Monday, February 9, 2009

Why Tales won...or didn't.

THENDYWAMPS: The Game.

It was just that wasn't it? A game. But for as long as I can remember all the games I've played have had a goal and usually that goal is to win. Sure, the teams got excited when we came up with a clever and inventive new rule to add to the list, but the whole idea of making up your own rules along way has never been worked into Clue, Sorry, Apples to Apples, Uno, yes, even the game of Life. I suppose maybe Milton & Bradley never read Rozencrantz and Guildenstern. The point being, there is no point. No goal. No meaning. No winning. And most assuredly, NO rules. Just as Guildenstern has been trying to convince himself there is meaning throughout the play by deconstructing and comforting himself with fate, each of us could go on to deconstruct the game and comfort ourselves with the idea that we won.
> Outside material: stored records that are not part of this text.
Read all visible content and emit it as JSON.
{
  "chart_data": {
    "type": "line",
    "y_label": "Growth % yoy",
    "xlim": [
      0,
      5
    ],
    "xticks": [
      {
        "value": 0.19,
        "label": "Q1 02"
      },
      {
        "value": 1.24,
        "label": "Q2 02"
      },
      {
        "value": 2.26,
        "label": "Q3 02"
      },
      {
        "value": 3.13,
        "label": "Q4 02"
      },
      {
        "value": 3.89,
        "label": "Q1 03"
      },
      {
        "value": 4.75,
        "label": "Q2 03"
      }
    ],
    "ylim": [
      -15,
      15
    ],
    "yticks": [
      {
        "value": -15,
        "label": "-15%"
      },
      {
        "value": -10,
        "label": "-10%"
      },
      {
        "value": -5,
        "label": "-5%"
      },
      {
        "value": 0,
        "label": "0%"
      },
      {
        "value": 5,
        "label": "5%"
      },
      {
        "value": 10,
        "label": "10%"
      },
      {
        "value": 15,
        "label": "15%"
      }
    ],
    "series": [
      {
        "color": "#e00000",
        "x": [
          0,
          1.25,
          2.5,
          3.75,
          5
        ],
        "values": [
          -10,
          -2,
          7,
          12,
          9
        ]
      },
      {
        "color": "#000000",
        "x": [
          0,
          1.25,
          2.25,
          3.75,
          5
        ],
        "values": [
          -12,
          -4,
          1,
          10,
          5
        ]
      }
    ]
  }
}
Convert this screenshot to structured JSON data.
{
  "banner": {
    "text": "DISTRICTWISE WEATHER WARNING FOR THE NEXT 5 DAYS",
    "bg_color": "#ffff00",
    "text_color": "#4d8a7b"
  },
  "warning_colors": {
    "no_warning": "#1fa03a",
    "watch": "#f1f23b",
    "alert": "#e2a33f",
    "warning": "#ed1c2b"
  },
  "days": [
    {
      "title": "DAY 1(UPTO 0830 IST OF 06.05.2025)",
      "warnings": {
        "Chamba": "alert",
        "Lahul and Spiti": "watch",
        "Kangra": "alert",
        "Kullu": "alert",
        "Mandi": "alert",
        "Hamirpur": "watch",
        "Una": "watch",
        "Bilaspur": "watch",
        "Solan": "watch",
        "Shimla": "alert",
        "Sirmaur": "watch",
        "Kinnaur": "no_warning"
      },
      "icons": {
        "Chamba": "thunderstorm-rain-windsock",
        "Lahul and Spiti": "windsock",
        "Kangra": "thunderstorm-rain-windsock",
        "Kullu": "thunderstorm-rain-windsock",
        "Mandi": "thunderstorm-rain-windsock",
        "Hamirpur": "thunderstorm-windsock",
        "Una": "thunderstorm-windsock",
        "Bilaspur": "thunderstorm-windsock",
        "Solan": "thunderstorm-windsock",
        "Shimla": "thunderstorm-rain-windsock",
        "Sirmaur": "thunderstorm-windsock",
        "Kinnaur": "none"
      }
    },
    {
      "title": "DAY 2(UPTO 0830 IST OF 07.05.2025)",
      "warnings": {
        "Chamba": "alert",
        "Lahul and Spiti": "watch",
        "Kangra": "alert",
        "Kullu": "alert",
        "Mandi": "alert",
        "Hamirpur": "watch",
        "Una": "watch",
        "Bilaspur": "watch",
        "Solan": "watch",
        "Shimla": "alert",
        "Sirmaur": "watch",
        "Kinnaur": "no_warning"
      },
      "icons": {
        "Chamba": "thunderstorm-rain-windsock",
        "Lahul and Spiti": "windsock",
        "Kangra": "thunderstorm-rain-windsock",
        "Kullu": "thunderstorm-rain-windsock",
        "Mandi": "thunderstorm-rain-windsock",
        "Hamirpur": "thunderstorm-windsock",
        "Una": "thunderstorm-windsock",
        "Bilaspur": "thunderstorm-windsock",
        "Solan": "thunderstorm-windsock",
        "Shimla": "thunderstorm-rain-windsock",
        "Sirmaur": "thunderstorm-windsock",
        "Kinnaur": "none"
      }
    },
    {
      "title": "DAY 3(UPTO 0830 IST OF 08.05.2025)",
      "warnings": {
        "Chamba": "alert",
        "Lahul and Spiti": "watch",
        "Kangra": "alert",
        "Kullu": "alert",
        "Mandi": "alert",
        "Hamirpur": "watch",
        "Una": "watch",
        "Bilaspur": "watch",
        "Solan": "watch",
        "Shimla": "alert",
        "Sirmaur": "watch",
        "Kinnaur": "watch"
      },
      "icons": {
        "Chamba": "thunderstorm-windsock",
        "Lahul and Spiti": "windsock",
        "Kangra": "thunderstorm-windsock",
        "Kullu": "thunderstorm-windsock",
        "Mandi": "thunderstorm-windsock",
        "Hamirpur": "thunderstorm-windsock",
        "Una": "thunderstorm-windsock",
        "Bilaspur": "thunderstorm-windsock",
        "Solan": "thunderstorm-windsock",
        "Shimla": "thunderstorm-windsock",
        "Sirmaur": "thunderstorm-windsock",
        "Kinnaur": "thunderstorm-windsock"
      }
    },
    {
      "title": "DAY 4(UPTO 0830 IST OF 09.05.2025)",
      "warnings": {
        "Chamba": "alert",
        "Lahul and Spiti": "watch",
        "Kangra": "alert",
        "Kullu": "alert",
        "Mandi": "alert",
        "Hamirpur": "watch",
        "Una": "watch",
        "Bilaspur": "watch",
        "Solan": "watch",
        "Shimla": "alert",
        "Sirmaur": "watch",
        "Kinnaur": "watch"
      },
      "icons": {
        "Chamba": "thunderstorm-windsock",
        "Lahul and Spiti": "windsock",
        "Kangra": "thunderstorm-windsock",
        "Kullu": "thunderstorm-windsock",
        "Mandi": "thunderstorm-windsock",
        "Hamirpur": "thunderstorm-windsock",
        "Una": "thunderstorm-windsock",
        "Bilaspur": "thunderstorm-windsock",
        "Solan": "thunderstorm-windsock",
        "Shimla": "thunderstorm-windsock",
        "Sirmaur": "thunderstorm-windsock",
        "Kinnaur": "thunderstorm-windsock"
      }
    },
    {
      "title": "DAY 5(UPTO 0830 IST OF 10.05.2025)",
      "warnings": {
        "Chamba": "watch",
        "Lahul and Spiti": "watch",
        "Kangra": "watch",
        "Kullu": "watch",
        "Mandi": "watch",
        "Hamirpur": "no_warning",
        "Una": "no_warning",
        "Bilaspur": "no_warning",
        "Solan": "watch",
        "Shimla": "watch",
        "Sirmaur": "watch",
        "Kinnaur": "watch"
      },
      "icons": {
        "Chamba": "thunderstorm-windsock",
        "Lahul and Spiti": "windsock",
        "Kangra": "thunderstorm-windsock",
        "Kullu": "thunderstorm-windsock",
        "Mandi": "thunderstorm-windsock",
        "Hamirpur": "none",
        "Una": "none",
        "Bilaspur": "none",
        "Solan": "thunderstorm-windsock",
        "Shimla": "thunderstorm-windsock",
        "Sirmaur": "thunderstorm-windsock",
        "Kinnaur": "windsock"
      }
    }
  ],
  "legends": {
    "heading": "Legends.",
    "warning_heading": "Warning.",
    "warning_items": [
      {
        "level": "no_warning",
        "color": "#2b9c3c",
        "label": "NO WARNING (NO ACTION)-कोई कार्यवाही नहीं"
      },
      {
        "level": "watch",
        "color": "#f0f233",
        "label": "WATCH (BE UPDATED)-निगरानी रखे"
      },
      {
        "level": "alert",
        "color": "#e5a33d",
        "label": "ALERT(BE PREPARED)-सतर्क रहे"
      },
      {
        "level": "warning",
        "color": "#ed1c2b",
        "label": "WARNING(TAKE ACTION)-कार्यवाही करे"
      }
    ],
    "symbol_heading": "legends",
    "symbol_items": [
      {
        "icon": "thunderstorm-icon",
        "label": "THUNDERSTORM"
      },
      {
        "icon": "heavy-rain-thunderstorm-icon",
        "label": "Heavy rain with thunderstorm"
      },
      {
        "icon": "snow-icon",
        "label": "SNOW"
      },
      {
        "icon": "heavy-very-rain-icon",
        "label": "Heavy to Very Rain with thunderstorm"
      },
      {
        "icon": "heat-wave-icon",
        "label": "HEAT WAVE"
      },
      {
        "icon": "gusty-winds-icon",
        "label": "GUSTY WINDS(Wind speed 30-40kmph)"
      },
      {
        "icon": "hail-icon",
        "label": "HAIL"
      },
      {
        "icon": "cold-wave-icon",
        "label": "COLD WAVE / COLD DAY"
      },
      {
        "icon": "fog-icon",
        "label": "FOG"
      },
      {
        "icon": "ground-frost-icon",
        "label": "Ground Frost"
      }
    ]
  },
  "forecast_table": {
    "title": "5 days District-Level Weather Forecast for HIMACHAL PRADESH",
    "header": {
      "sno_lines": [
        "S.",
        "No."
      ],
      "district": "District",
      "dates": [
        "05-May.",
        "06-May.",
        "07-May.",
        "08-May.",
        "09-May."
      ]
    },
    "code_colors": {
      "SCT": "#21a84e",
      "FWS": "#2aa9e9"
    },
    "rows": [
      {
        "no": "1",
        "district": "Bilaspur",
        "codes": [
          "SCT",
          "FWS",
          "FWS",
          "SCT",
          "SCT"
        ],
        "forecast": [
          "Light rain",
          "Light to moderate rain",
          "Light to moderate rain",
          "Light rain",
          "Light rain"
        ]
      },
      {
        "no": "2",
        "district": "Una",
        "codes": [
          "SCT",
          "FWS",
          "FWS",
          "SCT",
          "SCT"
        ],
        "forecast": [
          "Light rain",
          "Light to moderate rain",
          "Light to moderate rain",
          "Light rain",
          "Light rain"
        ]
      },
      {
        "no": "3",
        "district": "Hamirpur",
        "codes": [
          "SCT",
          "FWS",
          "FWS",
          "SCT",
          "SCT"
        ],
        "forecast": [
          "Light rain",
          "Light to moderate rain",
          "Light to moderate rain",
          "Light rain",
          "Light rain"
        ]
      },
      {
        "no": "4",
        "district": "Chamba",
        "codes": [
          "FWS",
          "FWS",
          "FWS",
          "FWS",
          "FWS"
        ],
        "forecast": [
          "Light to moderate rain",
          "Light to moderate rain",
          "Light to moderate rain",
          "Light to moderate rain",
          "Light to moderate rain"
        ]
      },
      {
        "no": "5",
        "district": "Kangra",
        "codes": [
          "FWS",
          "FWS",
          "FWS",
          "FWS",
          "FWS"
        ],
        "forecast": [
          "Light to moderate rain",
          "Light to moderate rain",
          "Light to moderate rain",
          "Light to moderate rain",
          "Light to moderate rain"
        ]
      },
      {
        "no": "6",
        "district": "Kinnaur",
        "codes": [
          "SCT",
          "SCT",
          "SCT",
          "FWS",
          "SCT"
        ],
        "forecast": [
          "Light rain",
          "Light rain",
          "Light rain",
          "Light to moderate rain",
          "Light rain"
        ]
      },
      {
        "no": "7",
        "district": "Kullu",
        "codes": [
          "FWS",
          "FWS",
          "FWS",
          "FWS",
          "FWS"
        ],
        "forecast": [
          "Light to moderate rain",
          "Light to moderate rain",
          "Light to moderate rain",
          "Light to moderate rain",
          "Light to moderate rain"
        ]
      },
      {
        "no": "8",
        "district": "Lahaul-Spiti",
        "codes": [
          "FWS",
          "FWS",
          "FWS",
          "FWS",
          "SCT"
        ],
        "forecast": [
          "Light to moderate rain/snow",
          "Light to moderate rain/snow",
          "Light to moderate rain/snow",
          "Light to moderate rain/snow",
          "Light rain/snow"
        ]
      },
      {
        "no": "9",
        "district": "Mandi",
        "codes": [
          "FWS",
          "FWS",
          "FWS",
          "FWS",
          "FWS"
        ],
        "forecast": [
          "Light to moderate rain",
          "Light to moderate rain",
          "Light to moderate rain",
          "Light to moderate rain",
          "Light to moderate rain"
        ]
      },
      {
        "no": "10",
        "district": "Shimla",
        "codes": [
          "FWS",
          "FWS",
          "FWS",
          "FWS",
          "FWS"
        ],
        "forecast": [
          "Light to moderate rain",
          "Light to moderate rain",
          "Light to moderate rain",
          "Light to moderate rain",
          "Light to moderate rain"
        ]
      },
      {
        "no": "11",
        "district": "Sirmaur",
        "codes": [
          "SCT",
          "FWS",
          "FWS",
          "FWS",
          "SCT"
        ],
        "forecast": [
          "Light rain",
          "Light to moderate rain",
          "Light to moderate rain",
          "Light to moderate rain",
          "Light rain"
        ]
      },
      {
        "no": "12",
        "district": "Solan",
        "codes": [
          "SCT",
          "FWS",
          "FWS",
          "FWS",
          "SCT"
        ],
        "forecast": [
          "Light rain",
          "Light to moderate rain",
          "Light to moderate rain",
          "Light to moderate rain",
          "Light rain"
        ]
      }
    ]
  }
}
The truth is, we all won. But we all just as easily lost. Mrs. Kirk was not a judge or the banker, because in a postmodern world there is no control. In a postmodern game their are no rules. I won, my team won, not because we had more points (because we didn't-we lost-besides points don't really exist in this THENDYWAMPS game, if we are truly playing by the rules of postmodernism). We did not win because we came up with more clever rules, because those don't really matter either. We won because if we each individually decide we won, we do. We can choose our truth for ourselves and my truth is: we won. That may be the only rule to all this: once you decide, it's truth. You only get frustrated when you ask, why?
We are all players in this game of Life.